La concomitance des changements de productivité avec les modifications environnementales a immédiatement posé la question du lien entre deux phénomènes, faisant de la recherche des causes de ces évolutions une préoccupation majeure de la communauté scientifique. Sur des arbres forestiers longévifs et soumis à des perturbations tout au long de leur vie, il est encore particulièrement difficile d’identifier les effets respectifs des facteurs expliquant potentiellement ces changements. Parmi les facteurs locaux, une sylviculture plus dynamique a souvent été évoquée pour expliquer une partie de ces changements, mais ce facteur n’apparaît pas un facteur explicatif majeur. Des peuplements jeunes poussant dans de meilleures conditions édaphiques (par exemple, dynamique naturelle ou plantation sur les anciennes terres agricoles présentant des sols plus riches que les sols forestiers « anciens ») est aussi un facteur local souvent évoqué. Concernant les facteurs externes au peuplement, les modifications des régimes pluvio-thermiques (notamment réchauffement), les apports azotés atmosphériques à courte et longue distance ou encore l’augmentation de la concentration atmosphérique en CO2 sont les trois facteurs qui retiennent encore fortement l’attention de la communauté scientifique.

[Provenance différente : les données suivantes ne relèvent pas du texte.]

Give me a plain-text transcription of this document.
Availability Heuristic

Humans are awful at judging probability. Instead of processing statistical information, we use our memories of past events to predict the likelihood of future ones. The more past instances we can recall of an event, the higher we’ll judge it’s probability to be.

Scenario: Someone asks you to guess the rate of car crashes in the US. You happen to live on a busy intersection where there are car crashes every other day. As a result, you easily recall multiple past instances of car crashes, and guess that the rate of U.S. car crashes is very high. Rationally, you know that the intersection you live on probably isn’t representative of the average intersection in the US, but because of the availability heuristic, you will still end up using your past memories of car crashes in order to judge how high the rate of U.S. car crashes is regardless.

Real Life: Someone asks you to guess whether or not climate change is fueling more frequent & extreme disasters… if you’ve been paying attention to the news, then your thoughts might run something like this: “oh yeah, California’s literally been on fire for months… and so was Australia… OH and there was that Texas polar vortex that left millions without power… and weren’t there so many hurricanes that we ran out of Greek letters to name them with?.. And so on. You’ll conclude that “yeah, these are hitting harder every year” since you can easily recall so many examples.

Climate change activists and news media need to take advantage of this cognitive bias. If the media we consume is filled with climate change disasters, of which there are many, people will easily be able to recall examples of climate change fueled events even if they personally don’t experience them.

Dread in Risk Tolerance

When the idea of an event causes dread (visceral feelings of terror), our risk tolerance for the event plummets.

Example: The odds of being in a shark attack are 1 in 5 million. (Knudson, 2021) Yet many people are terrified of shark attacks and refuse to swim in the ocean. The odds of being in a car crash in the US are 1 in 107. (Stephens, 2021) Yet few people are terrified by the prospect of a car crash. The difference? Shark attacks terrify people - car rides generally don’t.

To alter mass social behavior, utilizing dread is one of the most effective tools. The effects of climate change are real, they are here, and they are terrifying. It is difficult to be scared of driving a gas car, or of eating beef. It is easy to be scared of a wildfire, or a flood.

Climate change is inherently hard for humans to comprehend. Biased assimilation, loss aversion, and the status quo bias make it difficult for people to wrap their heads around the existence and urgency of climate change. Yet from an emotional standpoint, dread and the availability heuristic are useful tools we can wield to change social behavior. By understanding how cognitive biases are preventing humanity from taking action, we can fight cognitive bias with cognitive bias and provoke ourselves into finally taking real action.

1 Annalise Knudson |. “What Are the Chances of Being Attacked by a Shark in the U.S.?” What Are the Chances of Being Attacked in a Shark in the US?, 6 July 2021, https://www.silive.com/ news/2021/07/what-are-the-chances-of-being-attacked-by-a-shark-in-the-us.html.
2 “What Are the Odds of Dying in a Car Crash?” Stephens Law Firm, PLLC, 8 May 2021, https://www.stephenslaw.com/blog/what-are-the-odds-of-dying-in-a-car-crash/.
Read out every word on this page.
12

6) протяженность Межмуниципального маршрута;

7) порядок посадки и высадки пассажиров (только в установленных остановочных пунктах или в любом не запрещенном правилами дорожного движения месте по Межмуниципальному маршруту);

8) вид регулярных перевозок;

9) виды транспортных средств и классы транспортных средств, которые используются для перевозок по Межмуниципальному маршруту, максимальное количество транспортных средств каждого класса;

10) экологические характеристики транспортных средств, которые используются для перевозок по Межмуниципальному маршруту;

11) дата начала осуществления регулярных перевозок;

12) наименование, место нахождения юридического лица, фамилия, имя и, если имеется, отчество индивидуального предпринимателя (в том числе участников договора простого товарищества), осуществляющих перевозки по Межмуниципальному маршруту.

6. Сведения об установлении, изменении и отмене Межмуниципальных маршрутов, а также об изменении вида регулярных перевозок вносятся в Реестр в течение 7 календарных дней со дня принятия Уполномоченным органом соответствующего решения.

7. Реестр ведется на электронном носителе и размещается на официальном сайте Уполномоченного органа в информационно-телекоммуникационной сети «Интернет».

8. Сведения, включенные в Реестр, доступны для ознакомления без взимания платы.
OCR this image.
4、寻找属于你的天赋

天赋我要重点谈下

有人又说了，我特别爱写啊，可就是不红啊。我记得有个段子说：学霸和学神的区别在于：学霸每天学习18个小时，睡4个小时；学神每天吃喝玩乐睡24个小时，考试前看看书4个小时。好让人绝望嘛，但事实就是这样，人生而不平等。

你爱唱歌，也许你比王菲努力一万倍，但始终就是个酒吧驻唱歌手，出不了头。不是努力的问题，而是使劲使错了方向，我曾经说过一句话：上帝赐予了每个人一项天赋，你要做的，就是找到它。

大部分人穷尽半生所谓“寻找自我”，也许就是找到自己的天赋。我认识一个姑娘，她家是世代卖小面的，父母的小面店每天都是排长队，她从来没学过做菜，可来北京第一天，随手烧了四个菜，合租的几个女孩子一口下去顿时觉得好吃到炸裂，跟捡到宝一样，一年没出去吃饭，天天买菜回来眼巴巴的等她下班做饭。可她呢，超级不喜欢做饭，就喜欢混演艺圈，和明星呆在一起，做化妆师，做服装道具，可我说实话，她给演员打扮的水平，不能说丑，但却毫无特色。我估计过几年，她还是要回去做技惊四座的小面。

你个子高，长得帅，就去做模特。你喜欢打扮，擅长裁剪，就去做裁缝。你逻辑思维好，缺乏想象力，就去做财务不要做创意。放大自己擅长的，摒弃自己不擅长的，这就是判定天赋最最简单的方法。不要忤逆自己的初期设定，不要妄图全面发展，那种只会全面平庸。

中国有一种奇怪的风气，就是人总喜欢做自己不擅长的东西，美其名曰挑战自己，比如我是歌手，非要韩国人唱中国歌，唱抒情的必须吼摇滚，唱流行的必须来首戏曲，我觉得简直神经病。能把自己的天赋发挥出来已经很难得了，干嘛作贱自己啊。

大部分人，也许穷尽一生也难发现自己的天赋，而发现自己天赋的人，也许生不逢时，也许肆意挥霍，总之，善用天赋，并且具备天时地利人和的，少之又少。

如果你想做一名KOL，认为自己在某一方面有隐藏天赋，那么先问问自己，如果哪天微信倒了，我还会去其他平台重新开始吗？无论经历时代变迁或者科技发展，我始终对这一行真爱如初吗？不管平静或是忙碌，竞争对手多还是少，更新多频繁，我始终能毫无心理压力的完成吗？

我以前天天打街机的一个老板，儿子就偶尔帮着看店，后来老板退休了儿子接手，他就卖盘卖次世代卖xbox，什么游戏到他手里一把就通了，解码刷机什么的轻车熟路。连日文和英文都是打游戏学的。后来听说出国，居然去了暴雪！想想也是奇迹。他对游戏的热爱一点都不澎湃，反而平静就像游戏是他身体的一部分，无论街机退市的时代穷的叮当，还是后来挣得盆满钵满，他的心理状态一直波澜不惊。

Si l’augmentation du CO2 atmosphérique coïncide bien avec les augmentations globales de croissance à large échelle, elle ne peut pas expliquer à elle seule les différences régionales. Par exemple, pour les hêtraies, les différences nettes de statut nutritionnel azoté des peuplements apparaissent un facteur explicatif majeur des différences de tendances observées entre le nord-est et le nord-ouest de la France corroborant les observations faites sur le sapin pectiné dans le contexte vosgien ou sur les réseaux de suivis ou d’expérimentations à l’échelle européenne. Ce résultat est par ailleurs très cohérent avec ceux obtenus sur les expériences d’enrichissement en CO2 (baptisées « FACE » [4]) et de fertilisation azotée qui ont démontré le caractère très transitoire ou inexistant de cette stimulation par le CO2 en l’absence d’augmentation conjointe de la disponibilité azotée. Concernant l’évolution du climat et particulièrement l’augmentation des températures, les tendances de croissance à leur début ne coïncident pas toujours avec celles du réchauffement (mais en revanche avec les émissions azotées). À l’échelle décennale, il apparaît même que les écarts importants par rapport à la moyenne (chaleurs élevées, sécheresses) ont été la cause des ralentissements des tendances (cas typique du « creux » pour les hêtraies du nord-est des années chaudes et sèches 1940-1950). Tous les travaux récents montrent par ailleurs un fort ralentissement depuis la fin des années 1990 et le début des années 2000 ; période coïncidant avec des sécheresses notables (2003) et des successions d’années climatiquement de plus en plus contrastées. L’interaction de ces derniers changements avec le climat moyen des contextes forestiers est par ailleurs avérée. De la sorte, on peut avancer l’idée d’une transition historique dans les facteurs dominants ayant influencé la productivité forestière, d’abord liés à la pollution atmosphérique azotée en interaction possible avec le CO2 puis un rôle du changement climatique qui s’est récemment renforcé au point de dominer l’explication du signal dans les approches corrélatives.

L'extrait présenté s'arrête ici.